Viewpoint: Lessons from 40 years in the biz by Hentons senior partner Chris Panayi

Viewpoint: Lessons from 40 years in the biz by Hentons senior partner Chris Panayi

This year, Chris Panayi, senior partner at top accounting firm Hentons – incorporating C.C.Panayi & Co LLP – is celebrating 40 years in the music business. Here, he shares some of the lessons he’s learned along the way with Music Week…

I never expected to celebrate 40 years in the UK music industry, arriving in London, as an 8-year-old-child in September 1958 from Cyprus. Neither my mother, grandmother nor I could speak any English and, after a year in one room in Chalk Farm, we moved to Archway and the luxury of two.

Reflecting now, I can see the life lessons that I learnt then have stood me in good stead in my career in this wonderful industry. Yes it’s a school of tough knocks, as life often is, but believing in the benefits of adversity, the need to adapt to change and the basic decency of most people can be huge assets. They can nourish the ambition that budding artists, and executives, must have to become successful.

Life then was a great challenge and trying to learn English was my first barrier especially when I was one of only five or six foreigners in my school. The ’60s was an extraordinary time of change – culturally, creatively, socially. My first gig was in October 1966 when a friend and I went to The Ram Jam club in Brixton and saw Geno Washington. I quickly became a regular fixture there mesmerised by people such as Georgie Fame, Zoot Money, Prince Buster, Paul Butterfield, Steam Packet and many more.

I realised that I had found something that would be a major passion in my life. I didn’t have the financial means to learn an instrument, and knew I couldn’t sing, but a great passion developed especially when I was fortunate to catch Jimi Hendrix’s first ever gig in the UK. I couldn’t believe the rawness of his music, the way he manhandled his guitar to create an incredible sound and the power the trio produced was unlike anything else at that time. Music gives us belief and it was at that time I dreamt of being part of the business – not as a musician, but something I yet had to work out.

 

Success comes from working hard but also working smart

Chris Panayi

 

The mechanics of how business worked always fascinated me and I believed that accountancy would offer to me the conduit to that knowledge. I decided that I wanted to work in industry, serving at first as financial director and later as MD of a major company until luck smiled at me in 1980.

‘The harder you work the luckier you get’ goes the saying and meeting my wife Anne in 1970 wasn’t just a personal game changer but a professional one as well. Through one of her closest friends, Doris Dixon, she introduced me to Barrie and Jenny Marshall of Marshall Arts and Concert Sound. In October 1980, Barrie gave me the opportunity to act for his two companies and when I also met the bass player of a then newly signed band Way Of The West, I had my dream of starting my company in the genre I loved.

I bought my first office in 1986 (one floor in a building of four floors) and the business flourished. Primarily we specialised in looking after sound engineers, lighting designers, writers, security companies but meeting Jazz Summers and Tim Parry with their client base in 2001, meant our business truly took off.

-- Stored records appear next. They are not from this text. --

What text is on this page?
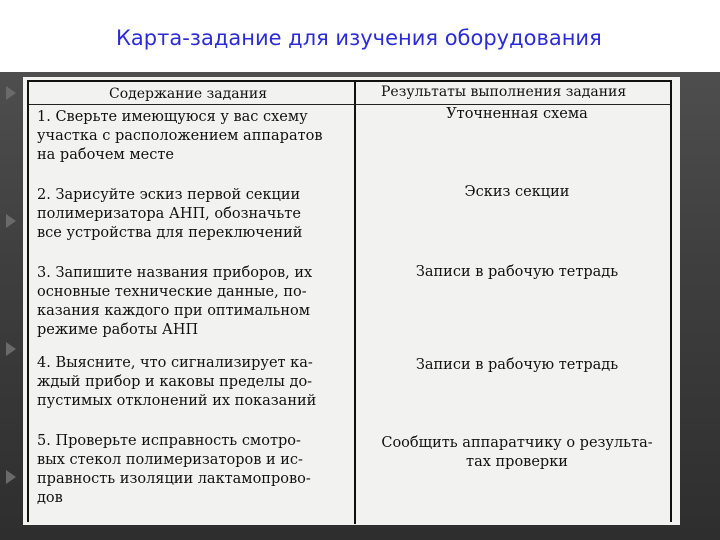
Карта-задание для изучения оборудования
Содержание задания	Результаты выполнения задания
1. Сверьте имеющуюся у вас схему
участка с расположением аппаратов
на рабочем месте
Уточненная схема
2. Зарисуйте эскиз первой секции
полимеризатора АНП, обозначьте
все устройства для переключений
Эскиз секции
3. Запишите названия приборов, их
основные технические данные, по-
казания каждого при оптимальном
режиме работы АНП
Записи в рабочую тетрадь
4. Выясните, что сигнализирует ка-
ждый прибор и каковы пределы до-
пустимых отклонений их показаний
Записи в рабочую тетрадь
5. Проверьте исправность смотро-
вых стекол полимеризаторов и ис-
правность изоляции лактамопрово-
дов
Сообщить аппаратчику о результа-
тах проверки
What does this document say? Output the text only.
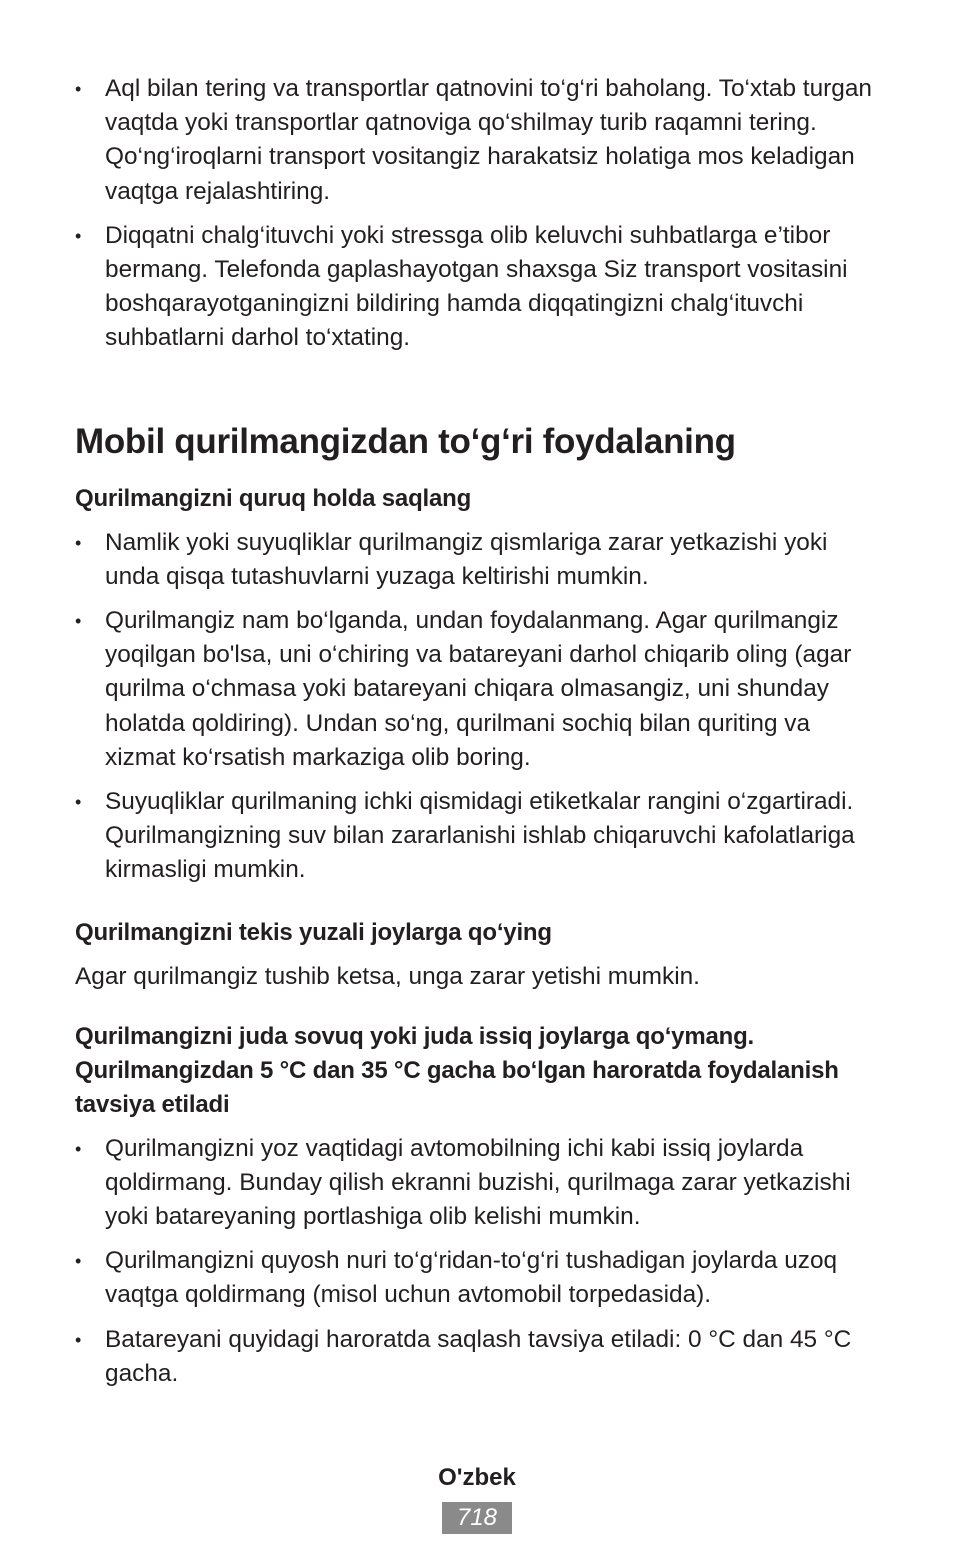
• Aql bilan tering va transportlar qatnovini to‘g‘ri baholang. To‘xtab turgan vaqtda yoki transportlar qatnoviga qo‘shilmay turib raqamni tering. Qo‘ng‘iroqlarni transport vositangiz harakatsiz holatiga mos keladigan vaqtga rejalashtiring.
• Diqqatni chalg‘ituvchi yoki stressga olib keluvchi suhbatlarga e’tibor bermang. Telefonda gaplashayotgan shaxsga Siz transport vositasini boshqarayotganingizni bildiring hamda diqqatingizni chalg‘ituvchi suhbatlarni darhol to‘xtating.
Mobil qurilmangizdan to‘g‘ri foydalaning
Qurilmangizni quruq holda saqlang
• Namlik yoki suyuqliklar qurilmangiz qismlariga zarar yetkazishi yoki unda qisqa tutashuvlarni yuzaga keltirishi mumkin.
• Qurilmangiz nam bo‘lganda, undan foydalanmang. Agar qurilmangiz yoqilgan bo'lsa, uni o‘chiring va batareyani darhol chiqarib oling (agar qurilma o‘chmasa yoki batareyani chiqara olmasangiz, uni shunday holatda qoldiring). Undan so‘ng, qurilmani sochiq bilan quriting va xizmat ko‘rsatish markaziga olib boring.
• Suyuqliklar qurilmaning ichki qismidagi etiketkalar rangini o‘zgartiradi. Qurilmangizning suv bilan zararlanishi ishlab chiqaruvchi kafolatlariga kirmasligi mumkin.
Qurilmangizni tekis yuzali joylarga qo‘ying
Agar qurilmangiz tushib ketsa, unga zarar yetishi mumkin.
Qurilmangizni juda sovuq yoki juda issiq joylarga qo‘ymang. Qurilmangizdan 5 °C dan 35 °C gacha bo‘lgan haroratda foydalanish tavsiya etiladi
• Qurilmangizni yoz vaqtidagi avtomobilning ichi kabi issiq joylarda qoldirmang. Bunday qilish ekranni buzishi, qurilmaga zarar yetkazishi yoki batareyaning portlashiga olib kelishi mumkin.
• Qurilmangizni quyosh nuri to‘g‘ridan-to‘g‘ri tushadigan joylarda uzoq vaqtga qoldirmang (misol uchun avtomobil torpedasida).
• Batareyani quyidagi haroratda saqlash tavsiya etiladi: 0 °C dan 45 °C gacha.
O'zbek
718
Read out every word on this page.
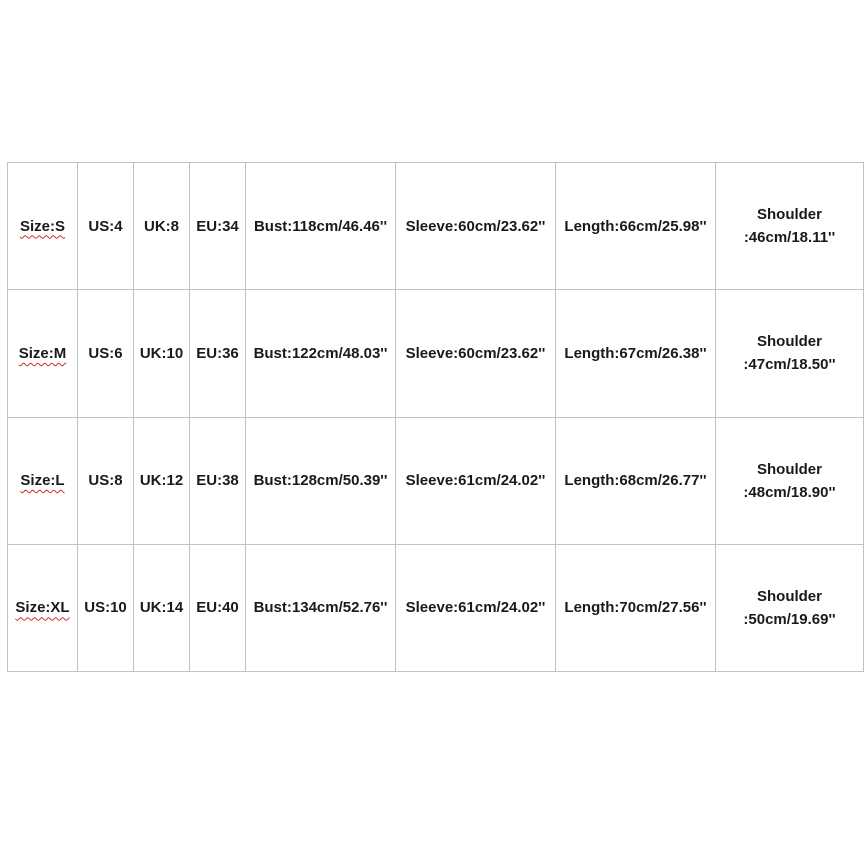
Size:S	US:4	UK:8	EU:34	Bust:118cm/46.46''	Sleeve:60cm/23.62''	Length:66cm/25.98''	Shoulder
:46cm/18.11''

Size:M	US:6	UK:10	EU:36	Bust:122cm/48.03''	Sleeve:60cm/23.62''	Length:67cm/26.38''	Shoulder
:47cm/18.50''

Size:L	US:8	UK:12	EU:38	Bust:128cm/50.39''	Sleeve:61cm/24.02''	Length:68cm/26.77''	Shoulder
:48cm/18.90''

Size:XL	US:10	UK:14	EU:40	Bust:134cm/52.76''	Sleeve:61cm/24.02''	Length:70cm/27.56''	Shoulder
:50cm/19.69''
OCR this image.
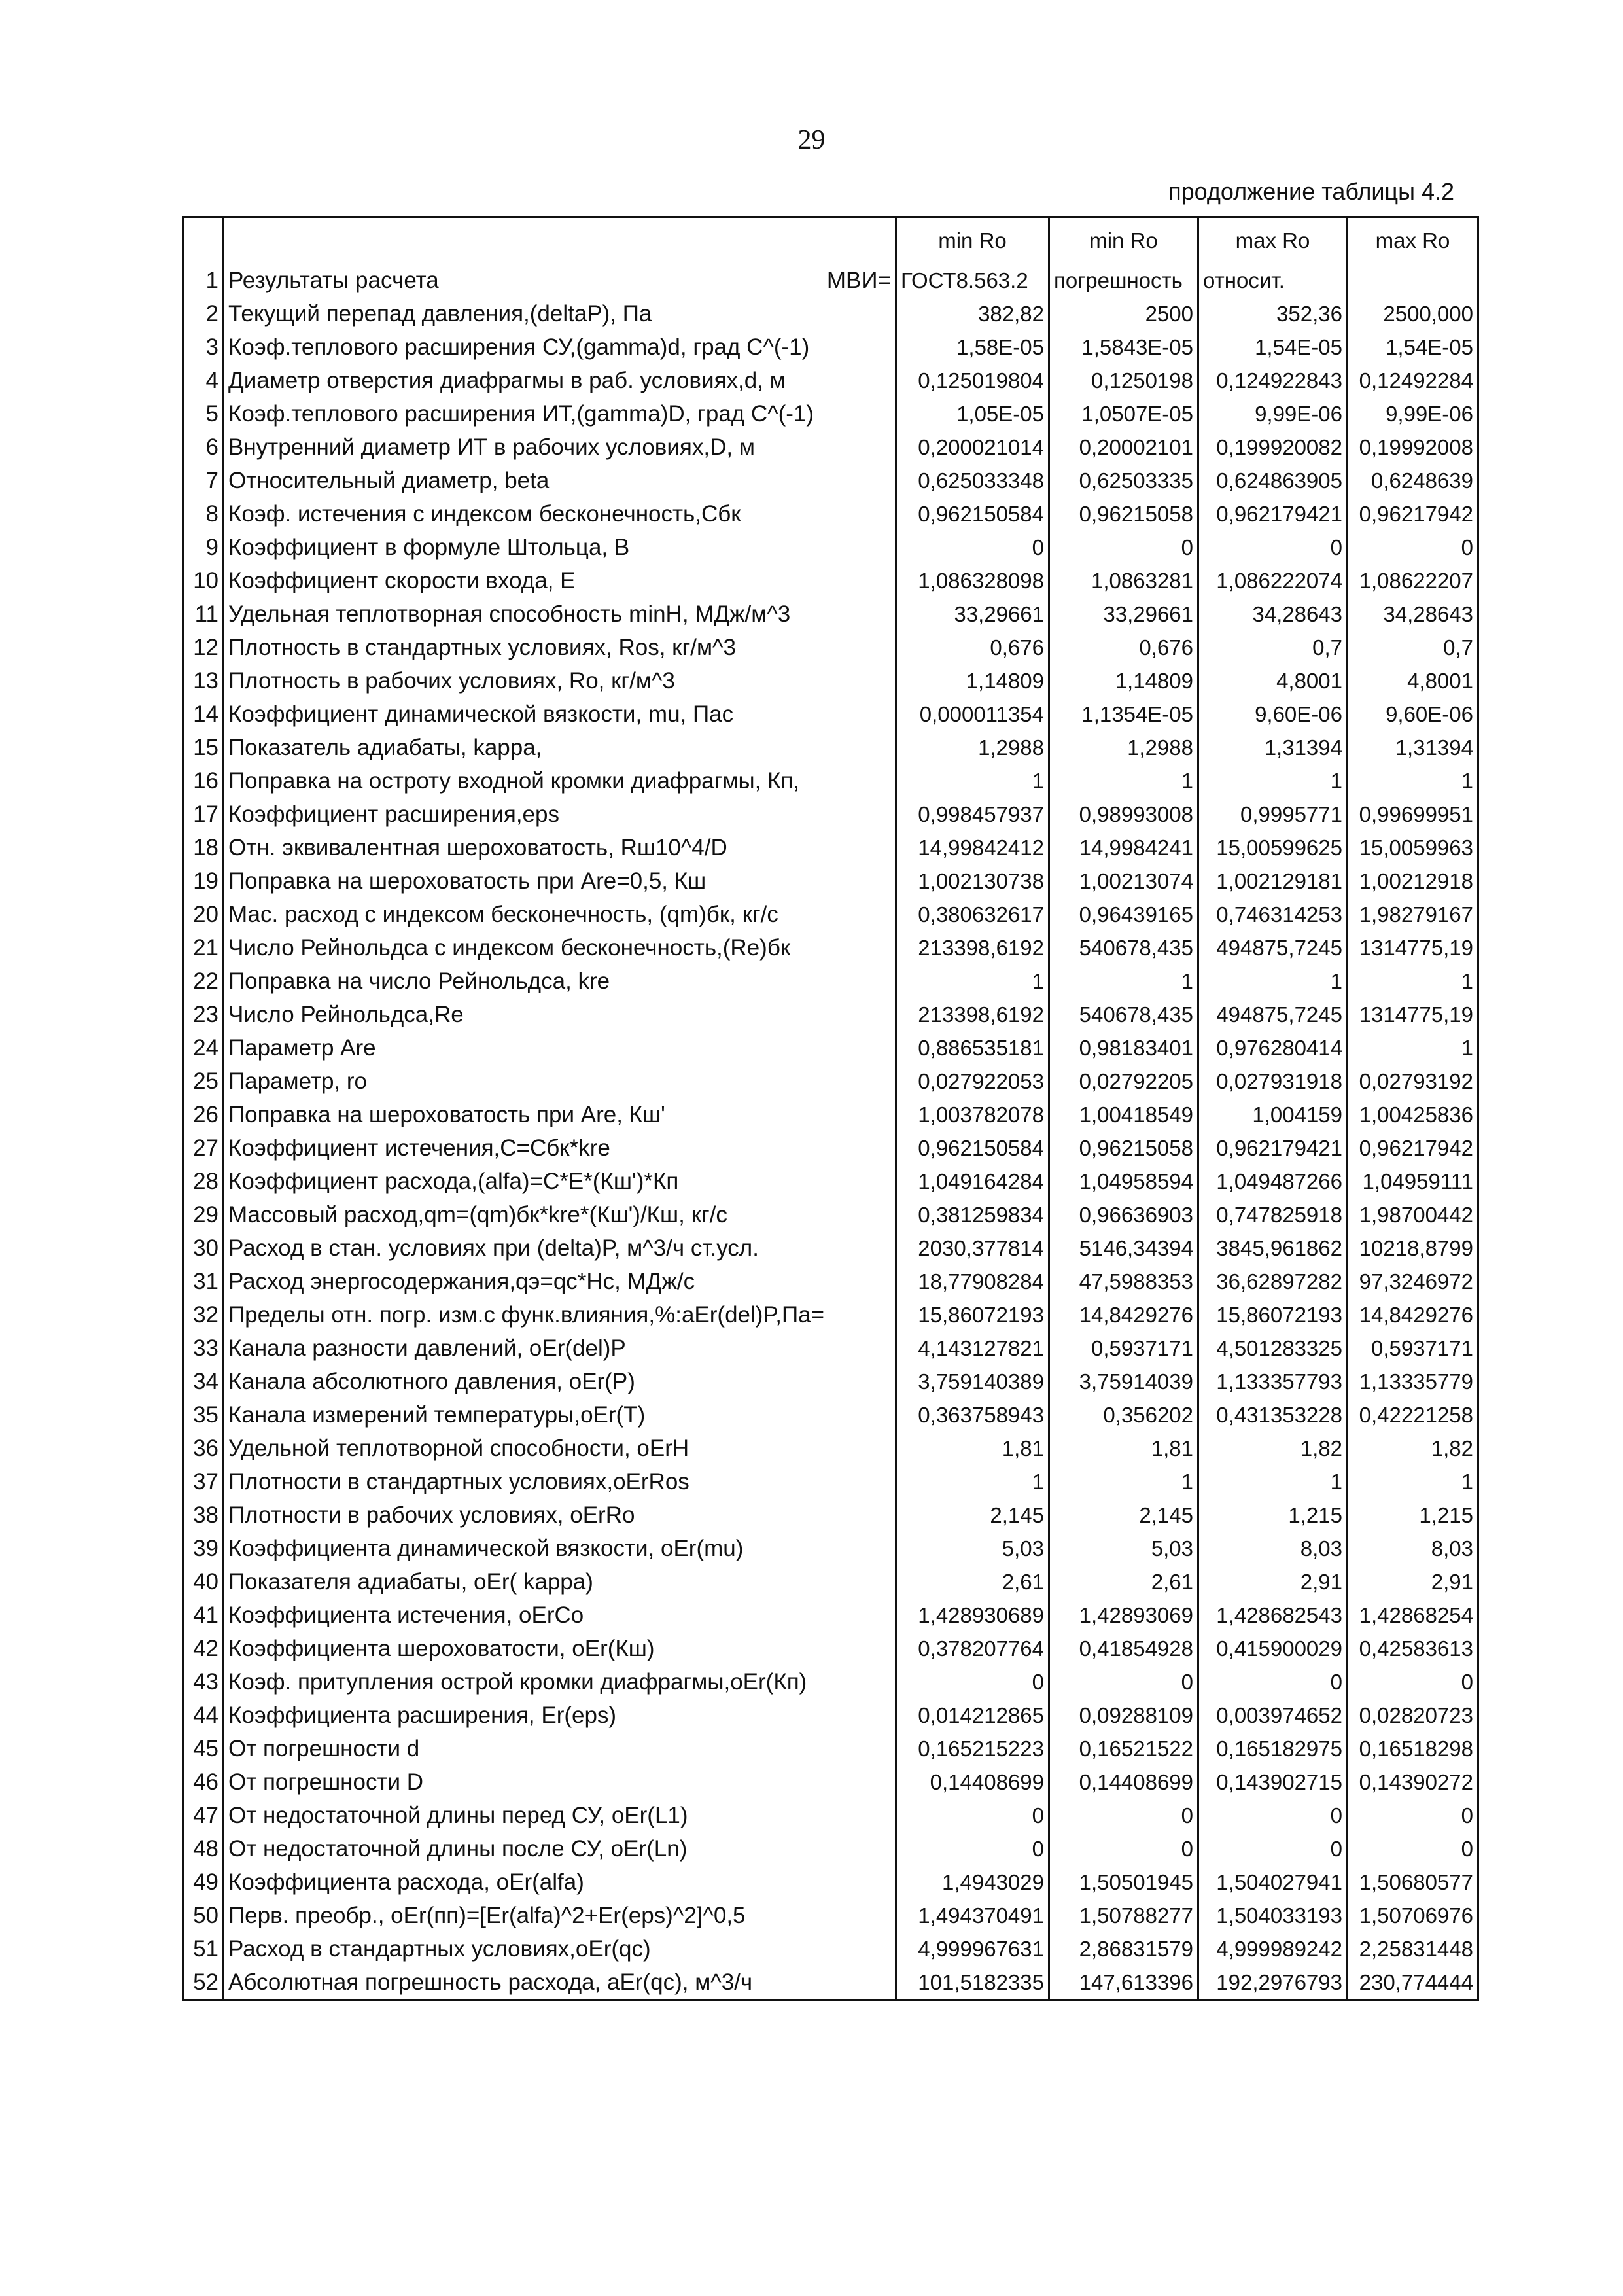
29
продолжение таблицы 4.2
		min Ro	min Ro	max Ro	max Ro
1	Результаты расчета МВИ=	ГОСТ8.563.2	погрешность	относит.	
2	Текущий перепад давления,(deltaP), Па	382,82	2500	352,36	2500,000
3	Коэф.теплового расширения СУ,(gamma)d, град C^(-1)	1,58E-05	1,5843E-05	1,54E-05	1,54E-05
4	Диаметр отверстия диафрагмы в раб. условиях,d, м	0,125019804	0,1250198	0,124922843	0,12492284
5	Коэф.теплового расширения ИТ,(gamma)D, град C^(-1)	1,05E-05	1,0507E-05	9,99E-06	9,99E-06
6	Внутренний диаметр ИТ в рабочих условиях,D, м	0,200021014	0,20002101	0,199920082	0,19992008
7	Относительный диаметр, beta	0,625033348	0,62503335	0,624863905	0,6248639
8	Коэф. истечения с индексом бесконечность,Сбк	0,962150584	0,96215058	0,962179421	0,96217942
9	Коэффициент в формуле Штольца, B	0	0	0	0
10	Коэффициент скорости входа, E	1,086328098	1,0863281	1,086222074	1,08622207
11	Удельная теплотворная способность minH, МДж/м^3	33,29661	33,29661	34,28643	34,28643
12	Плотность в стандартных условиях, Ros, кг/м^3	0,676	0,676	0,7	0,7
13	Плотность в рабочих условиях, Ro, кг/м^3	1,14809	1,14809	4,8001	4,8001
14	Коэффициент динамической вязкости, mu, Пас	0,000011354	1,1354E-05	9,60E-06	9,60E-06
15	Показатель адиабаты, kappa,	1,2988	1,2988	1,31394	1,31394
16	Поправка на остроту входной кромки диафрагмы, Кп,	1	1	1	1
17	Коэффициент расширения,eps	0,998457937	0,98993008	0,9995771	0,99699951
18	Отн. эквивалентная шероховатость, Rш10^4/D	14,99842412	14,9984241	15,00599625	15,0059963
19	Поправка на шероховатость при Are=0,5, Кш	1,002130738	1,00213074	1,002129181	1,00212918
20	Мас. расход с индексом бесконечность, (qm)бк, кг/с	0,380632617	0,96439165	0,746314253	1,98279167
21	Число Рейнольдса с индексом бесконечность,(Re)бк	213398,6192	540678,435	494875,7245	1314775,19
22	Поправка на число Рейнольдса, kre	1	1	1	1
23	Число Рейнольдса,Re	213398,6192	540678,435	494875,7245	1314775,19
24	Параметр Are	0,886535181	0,98183401	0,976280414	1
25	Параметр, ro	0,027922053	0,02792205	0,027931918	0,02793192
26	Поправка на шероховатость при Are, Кш'	1,003782078	1,00418549	1,004159	1,00425836
27	Коэффициент истечения,С=Сбк*kre	0,962150584	0,96215058	0,962179421	0,96217942
28	Коэффициент расхода,(alfa)=C*E*(Кш')*Кп	1,049164284	1,04958594	1,049487266	1,04959111
29	Массовый расход,qm=(qm)бк*kre*(Кш')/Кш, кг/с	0,381259834	0,96636903	0,747825918	1,98700442
30	Расход в стан. условиях при (delta)P, м^3/ч ст.усл.	2030,377814	5146,34394	3845,961862	10218,8799
31	Расход энергосодержания,qэ=qc*Hc, МДж/с	18,77908284	47,5988353	36,62897282	97,3246972
32	Пределы отн. погр. изм.с функ.влияния,%:aEr(del)P,Па=	15,86072193	14,8429276	15,86072193	14,8429276
33	Канала разности давлений, oEr(del)P	4,143127821	0,5937171	4,501283325	0,5937171
34	Канала абсолютного давления, oEr(P)	3,759140389	3,75914039	1,133357793	1,13335779
35	Канала измерений температуры,oEr(T)	0,363758943	0,356202	0,431353228	0,42221258
36	Удельной теплотворной способности, oErH	1,81	1,81	1,82	1,82
37	Плотности в стандартных условиях,oErRos	1	1	1	1
38	Плотности в рабочих условиях, oErRo	2,145	2,145	1,215	1,215
39	Коэффициента динамической вязкости, oEr(mu)	5,03	5,03	8,03	8,03
40	Показателя адиабаты, oEr( kappa)	2,61	2,61	2,91	2,91
41	Коэффициента истечения, oErCo	1,428930689	1,42893069	1,428682543	1,42868254
42	Коэффициента шероховатости, oEr(Кш)	0,378207764	0,41854928	0,415900029	0,42583613
43	Коэф. притупления острой кромки диафрагмы,oEr(Кп)	0	0	0	0
44	Коэффициента расширения, Er(eps)	0,014212865	0,09288109	0,003974652	0,02820723
45	От погрешности d	0,165215223	0,16521522	0,165182975	0,16518298
46	От погрешности D	0,14408699	0,14408699	0,143902715	0,14390272
47	От недостаточной длины перед СУ, oEr(L1)	0	0	0	0
48	От недостаточной длины после СУ, oEr(Ln)	0	0	0	0
49	Коэффициента расхода, oEr(alfa)	1,4943029	1,50501945	1,504027941	1,50680577
50	Перв. преобр., oEr(пп)=[Er(alfa)^2+Er(eps)^2]^0,5	1,494370491	1,50788277	1,504033193	1,50706976
51	Расход в стандартных условиях,oEr(qc)	4,999967631	2,86831579	4,999989242	2,25831448
52	Абсолютная погрешность расхода, aEr(qc), м^3/ч	101,5182335	147,613396	192,2976793	230,774444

By 2006, the whole building was mine.

Success comes from working hard but also working smart. Those early gigs had fuelled my passion for music that never left me in all my time in the business and I believe I understood the importance of that in building new relationships – as well as bringing a sense of professionalism and trust that creatives look for.

It’s incredibly difficult to become a successful artist – harder now than probably ever – but I am immensely proud of the way that the business developed. For the financial services we offered, it had to, I felt, to be effective, become something more in the lives of our clients and offer a greater overall level of support. Financial security, whilst rare, is one thing but being able to provide emotional support – the professionalism and trust part – is something that many artists need and value.

I like to think that’s how I developed a business with an incredible roster of artists, established and up-and-coming, British as well as international that has been strengthened yet further following the merger with CAs Hentons.

We are delighted to be able to work with incredible artists looking after their worldwide touring requirements, personal and business financial needs as well as completing their statutory obligations.

Our business, as everyone’s in the last few years has changed massively but the constant factor is that we, as service providers, are dependent on the creativity of those that write and record the wonderful music that makes for this industry. We have nothing without them and that is why the professionalism, trust, advice, support and the understanding that we can offer are so important.